A trajetória gloriosa terminou ontem. Derrotados e humilhados em nossa própria casa pela seleção da Alemanha só nos restou enfiar a viola no saco e fingir-nos de mortos.  A casa que já vinha tremendo finalmente caiu de forma vexaminosa.

Os rapazes que perderam ontem por 7 X 1 da Alemanha talvez não tenham ideia da grandiosidade de sua derrota. Não perceberam, talvez, que craques do passado que já falecidos, certamente se viraram dentro de seus esquifes, revoltados. Não imaginaram que a derrota deles fez nascer enorme mancha sobre a gloriosa tradição do país no futebol.

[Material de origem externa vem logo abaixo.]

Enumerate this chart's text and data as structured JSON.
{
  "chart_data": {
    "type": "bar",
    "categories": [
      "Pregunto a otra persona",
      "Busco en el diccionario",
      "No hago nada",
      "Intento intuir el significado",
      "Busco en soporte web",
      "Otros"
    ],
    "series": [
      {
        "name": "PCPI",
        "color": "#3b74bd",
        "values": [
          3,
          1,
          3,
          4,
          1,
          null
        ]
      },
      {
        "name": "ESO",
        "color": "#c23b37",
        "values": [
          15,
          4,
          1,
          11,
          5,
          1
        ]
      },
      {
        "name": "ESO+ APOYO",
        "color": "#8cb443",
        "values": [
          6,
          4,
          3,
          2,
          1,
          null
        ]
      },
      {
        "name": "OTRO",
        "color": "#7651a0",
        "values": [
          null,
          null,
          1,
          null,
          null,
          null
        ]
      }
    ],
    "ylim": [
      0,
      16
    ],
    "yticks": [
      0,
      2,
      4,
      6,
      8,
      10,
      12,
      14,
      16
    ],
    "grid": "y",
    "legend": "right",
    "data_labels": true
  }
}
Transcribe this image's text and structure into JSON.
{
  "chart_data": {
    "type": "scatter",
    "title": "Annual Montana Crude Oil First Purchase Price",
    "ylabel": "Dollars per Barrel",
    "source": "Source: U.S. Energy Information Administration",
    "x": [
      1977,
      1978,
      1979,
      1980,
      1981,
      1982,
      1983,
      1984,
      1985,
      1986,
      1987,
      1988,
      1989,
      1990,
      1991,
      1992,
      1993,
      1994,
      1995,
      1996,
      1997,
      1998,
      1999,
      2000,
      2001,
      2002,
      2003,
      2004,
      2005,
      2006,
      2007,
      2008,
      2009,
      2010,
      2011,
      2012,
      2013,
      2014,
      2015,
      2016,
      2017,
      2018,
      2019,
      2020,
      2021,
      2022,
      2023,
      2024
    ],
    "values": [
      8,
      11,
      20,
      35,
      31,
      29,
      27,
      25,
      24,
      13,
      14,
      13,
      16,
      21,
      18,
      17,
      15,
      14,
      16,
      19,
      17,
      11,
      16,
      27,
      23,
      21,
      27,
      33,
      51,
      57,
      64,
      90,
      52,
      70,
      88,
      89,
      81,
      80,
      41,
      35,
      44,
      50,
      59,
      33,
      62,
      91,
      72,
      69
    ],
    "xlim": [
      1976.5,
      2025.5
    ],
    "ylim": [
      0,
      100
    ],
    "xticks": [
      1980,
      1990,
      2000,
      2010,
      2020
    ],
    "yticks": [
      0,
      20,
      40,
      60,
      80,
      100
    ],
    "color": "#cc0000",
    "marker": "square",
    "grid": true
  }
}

Não concluíram, talvez, que o que se jogava na semifinal de ontem era a maior parte do orgulho nacional.

Antes de ler nos jornais de hoje eu já tinha imaginado que ontem finalmente enterramos o fantasma de 50. O emblema da grande tragédia presenciada pelos nossos avós foi finalmente substituído por outro infelizmente maior e vergonhoso com o qual, queiramos ou não, teremos que conviver daqui pra frente.

Sonhei na madrugada com os gols alemães que não me saiam da cabeça. Ouvi o riso e as piadas de nossos tradicionais adversários que gozaram ao máximo o momento da nossa desgraça.

Levantei-me cedo hoje. Sai à rua sentindo-me desorientado. A ressaca da derrota é dolorosa e realmente pesa mais na manhã seguinte quando nos conscientizamos da dimensão do estrago irreversível.

Andando na calçada topei com uma televisão quebrada. Um vizinho me contou que, terminado o jogo de ontem, um homem saiu de sua casa com a televisão e quebrou-a, dizendo que naquele vídeo não veria mais nenhuma imagem.

Encontrei nas ruas um mundo quieto. Na padaria um alemão tomava café e ouvi duas vendedoras cochicharem que o melhor seria ele não fazer nenhuma gracinha porque a coisa poderia pegar.

Agora são quatro horas da tarde. Ainda me sinto atordoado.